Metabolic syndrome is the term for a group of factors that increase a person’s risk for heart disease, diabetes and stroke. It has become more common nowadays because more people are obese.

The risk factors include a large waistline, a high triglyceride level (type of fat found in the blood), low HDL (good) cholesterol level, high blood pressure and high fasting blood sugar levels.

Gut microbiota is the communities of microscopic living organisms that inhabit the gut.

They live in the outer regions of the mucus and remain a safe distance from epithelial cells provide a benefit to the host.
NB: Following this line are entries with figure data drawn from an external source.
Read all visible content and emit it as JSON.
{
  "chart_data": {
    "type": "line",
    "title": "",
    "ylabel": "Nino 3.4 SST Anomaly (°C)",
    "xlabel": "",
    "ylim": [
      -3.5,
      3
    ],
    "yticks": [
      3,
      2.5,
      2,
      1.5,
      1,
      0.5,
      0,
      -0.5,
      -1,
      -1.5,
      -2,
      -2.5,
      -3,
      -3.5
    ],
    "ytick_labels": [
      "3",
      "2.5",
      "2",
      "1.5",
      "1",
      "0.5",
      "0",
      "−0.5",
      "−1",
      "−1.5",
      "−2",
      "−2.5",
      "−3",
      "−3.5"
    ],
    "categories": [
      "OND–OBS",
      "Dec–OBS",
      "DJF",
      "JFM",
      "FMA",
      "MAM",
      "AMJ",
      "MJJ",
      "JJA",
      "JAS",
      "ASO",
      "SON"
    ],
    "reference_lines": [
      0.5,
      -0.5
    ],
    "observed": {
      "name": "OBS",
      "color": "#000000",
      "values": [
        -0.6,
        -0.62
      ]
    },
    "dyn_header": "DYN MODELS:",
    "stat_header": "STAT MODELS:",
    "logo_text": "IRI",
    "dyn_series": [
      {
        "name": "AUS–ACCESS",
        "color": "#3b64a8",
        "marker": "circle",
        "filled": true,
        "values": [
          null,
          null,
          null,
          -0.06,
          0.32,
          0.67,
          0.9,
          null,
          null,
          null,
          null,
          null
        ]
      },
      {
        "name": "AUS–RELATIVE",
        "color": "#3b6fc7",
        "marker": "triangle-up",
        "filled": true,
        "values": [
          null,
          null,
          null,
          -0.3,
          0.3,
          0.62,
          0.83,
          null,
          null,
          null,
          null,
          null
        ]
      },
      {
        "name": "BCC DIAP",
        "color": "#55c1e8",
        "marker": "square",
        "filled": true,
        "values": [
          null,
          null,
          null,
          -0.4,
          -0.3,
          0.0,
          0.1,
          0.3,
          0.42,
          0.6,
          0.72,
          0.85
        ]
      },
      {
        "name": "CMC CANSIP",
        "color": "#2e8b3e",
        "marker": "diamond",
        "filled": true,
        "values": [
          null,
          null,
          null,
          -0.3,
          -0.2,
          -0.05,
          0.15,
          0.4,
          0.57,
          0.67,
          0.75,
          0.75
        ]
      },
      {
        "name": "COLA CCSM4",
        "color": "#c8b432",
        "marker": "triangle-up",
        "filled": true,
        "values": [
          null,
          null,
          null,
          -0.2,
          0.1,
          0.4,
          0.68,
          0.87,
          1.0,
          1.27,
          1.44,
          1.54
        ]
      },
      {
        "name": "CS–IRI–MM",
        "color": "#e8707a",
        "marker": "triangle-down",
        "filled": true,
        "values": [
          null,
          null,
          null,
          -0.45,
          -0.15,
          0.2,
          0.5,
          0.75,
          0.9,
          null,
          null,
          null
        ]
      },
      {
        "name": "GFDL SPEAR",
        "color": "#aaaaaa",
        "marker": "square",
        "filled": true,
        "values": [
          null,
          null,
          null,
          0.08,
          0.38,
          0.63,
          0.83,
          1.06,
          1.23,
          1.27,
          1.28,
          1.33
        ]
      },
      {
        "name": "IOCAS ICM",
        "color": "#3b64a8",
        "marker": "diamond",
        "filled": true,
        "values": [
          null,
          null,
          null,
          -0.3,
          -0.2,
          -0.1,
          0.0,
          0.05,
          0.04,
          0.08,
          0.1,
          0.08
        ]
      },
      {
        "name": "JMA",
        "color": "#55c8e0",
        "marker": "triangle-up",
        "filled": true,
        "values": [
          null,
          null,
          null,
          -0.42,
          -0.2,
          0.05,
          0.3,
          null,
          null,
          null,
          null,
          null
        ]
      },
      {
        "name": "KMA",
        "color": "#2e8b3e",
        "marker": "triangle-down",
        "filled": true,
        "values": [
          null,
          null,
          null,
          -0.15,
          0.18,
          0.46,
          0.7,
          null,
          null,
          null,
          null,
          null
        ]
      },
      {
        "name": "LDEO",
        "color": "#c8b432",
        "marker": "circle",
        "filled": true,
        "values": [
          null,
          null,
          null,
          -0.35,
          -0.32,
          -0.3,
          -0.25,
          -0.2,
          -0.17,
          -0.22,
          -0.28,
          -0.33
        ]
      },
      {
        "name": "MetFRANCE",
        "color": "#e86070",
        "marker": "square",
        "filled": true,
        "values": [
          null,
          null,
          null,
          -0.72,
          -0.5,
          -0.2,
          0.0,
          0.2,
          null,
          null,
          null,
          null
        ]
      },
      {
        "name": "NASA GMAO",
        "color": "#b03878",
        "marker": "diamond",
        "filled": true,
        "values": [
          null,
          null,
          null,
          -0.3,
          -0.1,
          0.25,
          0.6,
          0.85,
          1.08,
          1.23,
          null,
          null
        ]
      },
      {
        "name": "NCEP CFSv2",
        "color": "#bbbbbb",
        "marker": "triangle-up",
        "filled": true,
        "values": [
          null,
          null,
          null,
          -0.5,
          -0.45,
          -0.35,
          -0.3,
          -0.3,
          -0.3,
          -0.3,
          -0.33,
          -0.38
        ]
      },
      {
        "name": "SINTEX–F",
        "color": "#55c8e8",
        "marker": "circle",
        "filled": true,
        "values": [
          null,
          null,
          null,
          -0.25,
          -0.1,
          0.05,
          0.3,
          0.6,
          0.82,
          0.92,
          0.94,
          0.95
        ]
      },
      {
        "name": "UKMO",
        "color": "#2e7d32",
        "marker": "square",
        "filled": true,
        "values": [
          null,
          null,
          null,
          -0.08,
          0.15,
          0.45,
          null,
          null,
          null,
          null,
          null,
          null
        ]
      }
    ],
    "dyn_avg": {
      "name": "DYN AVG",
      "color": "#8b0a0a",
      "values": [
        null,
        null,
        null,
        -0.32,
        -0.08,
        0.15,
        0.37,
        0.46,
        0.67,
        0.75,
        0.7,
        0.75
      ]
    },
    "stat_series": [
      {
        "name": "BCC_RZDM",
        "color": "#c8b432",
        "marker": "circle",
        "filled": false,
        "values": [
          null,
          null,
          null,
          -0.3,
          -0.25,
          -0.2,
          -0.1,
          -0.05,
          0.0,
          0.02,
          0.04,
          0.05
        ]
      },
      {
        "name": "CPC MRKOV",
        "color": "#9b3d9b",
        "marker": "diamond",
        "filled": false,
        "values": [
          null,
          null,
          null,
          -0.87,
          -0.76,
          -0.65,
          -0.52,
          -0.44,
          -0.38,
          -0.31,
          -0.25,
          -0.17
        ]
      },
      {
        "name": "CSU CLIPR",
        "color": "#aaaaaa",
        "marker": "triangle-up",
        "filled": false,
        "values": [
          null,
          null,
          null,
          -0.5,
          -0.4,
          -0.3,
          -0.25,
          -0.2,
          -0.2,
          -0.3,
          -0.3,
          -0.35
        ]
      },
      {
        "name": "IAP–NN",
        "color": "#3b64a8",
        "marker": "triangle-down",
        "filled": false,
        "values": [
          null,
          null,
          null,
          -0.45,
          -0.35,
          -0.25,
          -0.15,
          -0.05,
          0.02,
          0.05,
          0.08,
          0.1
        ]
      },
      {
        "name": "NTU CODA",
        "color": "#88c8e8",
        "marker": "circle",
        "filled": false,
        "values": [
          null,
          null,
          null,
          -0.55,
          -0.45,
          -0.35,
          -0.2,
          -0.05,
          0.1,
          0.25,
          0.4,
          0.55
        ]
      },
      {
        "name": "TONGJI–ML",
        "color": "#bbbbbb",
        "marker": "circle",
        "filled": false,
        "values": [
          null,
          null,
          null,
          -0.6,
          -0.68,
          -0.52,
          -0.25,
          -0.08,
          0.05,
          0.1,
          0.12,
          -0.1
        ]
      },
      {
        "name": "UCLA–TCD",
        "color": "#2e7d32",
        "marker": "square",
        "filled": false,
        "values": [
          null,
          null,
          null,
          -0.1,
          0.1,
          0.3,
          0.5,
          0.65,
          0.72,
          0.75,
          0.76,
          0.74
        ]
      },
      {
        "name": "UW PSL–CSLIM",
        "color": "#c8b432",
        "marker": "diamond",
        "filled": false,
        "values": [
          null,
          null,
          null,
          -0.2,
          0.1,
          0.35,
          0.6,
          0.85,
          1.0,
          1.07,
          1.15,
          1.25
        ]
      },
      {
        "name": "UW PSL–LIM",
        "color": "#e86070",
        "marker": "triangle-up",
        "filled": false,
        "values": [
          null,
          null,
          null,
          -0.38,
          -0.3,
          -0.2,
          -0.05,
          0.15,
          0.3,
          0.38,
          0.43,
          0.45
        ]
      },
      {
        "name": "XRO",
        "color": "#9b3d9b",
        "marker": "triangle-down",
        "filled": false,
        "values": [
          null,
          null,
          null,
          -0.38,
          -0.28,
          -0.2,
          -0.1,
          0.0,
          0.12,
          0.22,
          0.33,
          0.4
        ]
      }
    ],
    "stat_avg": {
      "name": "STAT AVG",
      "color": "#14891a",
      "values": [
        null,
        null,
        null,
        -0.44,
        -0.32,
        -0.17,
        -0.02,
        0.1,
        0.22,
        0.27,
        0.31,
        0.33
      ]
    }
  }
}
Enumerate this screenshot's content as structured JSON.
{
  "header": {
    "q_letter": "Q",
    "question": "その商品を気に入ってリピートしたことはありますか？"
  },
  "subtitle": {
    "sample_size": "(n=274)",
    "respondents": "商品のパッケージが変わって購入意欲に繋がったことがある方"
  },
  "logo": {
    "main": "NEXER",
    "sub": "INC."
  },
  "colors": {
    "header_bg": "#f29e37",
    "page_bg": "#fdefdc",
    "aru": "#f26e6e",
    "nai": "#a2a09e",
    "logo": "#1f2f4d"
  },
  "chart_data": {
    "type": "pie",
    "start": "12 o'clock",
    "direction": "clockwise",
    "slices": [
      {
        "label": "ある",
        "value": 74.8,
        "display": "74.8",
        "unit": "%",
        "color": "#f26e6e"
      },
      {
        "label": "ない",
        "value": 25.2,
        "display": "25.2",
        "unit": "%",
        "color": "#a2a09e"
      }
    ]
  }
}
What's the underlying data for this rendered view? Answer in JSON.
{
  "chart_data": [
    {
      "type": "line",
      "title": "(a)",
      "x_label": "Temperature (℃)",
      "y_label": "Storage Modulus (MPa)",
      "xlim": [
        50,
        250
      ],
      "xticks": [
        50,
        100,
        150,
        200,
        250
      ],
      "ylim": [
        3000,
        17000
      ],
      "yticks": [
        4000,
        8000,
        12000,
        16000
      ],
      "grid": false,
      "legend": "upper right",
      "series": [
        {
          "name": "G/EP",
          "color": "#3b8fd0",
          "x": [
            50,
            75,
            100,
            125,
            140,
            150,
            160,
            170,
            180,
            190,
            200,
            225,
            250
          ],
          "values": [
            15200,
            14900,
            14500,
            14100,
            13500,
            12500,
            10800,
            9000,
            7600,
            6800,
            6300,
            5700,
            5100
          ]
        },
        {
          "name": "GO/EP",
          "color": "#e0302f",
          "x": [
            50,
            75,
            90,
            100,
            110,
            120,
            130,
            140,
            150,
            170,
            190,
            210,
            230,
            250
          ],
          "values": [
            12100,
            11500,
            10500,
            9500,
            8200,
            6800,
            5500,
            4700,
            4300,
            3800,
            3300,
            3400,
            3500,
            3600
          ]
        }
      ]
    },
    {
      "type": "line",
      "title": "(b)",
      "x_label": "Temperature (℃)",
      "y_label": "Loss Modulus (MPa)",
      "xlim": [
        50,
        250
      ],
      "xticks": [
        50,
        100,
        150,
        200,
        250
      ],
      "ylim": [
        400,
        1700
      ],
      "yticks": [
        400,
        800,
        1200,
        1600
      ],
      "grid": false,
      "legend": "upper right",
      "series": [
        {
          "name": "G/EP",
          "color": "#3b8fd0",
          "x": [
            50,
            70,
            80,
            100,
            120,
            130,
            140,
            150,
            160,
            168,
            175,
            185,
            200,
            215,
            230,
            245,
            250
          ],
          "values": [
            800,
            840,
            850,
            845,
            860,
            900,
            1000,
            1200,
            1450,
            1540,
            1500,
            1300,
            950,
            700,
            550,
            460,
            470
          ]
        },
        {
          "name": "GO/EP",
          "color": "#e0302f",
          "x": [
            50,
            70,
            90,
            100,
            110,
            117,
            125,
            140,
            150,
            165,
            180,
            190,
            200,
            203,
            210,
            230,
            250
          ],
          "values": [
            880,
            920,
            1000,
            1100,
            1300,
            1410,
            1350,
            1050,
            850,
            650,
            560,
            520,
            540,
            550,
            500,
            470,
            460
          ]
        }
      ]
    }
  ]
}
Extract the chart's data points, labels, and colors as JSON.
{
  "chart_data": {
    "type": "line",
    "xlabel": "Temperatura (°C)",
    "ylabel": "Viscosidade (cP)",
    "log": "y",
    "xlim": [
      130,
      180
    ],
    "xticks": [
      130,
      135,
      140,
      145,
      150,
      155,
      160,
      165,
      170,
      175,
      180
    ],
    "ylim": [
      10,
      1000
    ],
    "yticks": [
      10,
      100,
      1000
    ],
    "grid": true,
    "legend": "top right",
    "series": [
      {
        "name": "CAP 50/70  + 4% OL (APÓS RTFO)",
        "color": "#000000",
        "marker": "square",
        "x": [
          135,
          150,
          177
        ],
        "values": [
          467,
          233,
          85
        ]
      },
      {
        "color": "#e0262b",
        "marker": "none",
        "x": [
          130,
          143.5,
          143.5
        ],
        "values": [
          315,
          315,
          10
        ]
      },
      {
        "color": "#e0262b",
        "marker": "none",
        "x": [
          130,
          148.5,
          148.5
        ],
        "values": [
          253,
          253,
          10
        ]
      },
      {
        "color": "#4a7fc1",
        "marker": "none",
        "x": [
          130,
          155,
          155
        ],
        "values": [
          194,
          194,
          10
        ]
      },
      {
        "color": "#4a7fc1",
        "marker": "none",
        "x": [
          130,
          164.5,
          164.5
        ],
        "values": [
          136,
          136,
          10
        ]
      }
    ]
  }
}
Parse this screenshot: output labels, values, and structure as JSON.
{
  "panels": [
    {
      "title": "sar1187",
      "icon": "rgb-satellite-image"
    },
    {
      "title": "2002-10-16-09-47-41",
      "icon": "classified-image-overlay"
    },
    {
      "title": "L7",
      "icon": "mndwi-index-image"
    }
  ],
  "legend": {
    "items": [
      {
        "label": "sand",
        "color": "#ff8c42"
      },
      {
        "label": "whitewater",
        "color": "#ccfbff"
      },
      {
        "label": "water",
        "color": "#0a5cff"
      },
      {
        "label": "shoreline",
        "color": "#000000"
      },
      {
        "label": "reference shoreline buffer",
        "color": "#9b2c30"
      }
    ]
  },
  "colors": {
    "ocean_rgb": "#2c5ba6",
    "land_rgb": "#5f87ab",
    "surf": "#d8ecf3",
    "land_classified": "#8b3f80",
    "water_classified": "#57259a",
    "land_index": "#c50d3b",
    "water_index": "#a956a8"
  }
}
However, the microbiota that encroach upon host cells drive chronic inflammation that interferes with the normal action of insulin, leading to type 2 diabetes.

In this study, the researchers used samples from human participants who were at least 21 years old with no major health problems besides diabetes.

The participants underwent colonoscopy for colon cancer screening. The researchers find that type 2 diabetes is correlated with having bacteria that penetrate the mucus lining of the colon

The researchers believe their finding provides important information for understanding diabetes.

Previous studies in mice have indicated that bacteria that are able to encroach upon the epithelium might be able to promote inflammation that drives metabolic diseases.

This research shows that this is also a feature of metabolic disease in humans, specifically in type 2 diabetics.

The finding may have opened a new field of investigation in metabolic function and type 2 diabetes.

The study is published in the journal Cellular and Molecular Gastroenterology and Hepatology.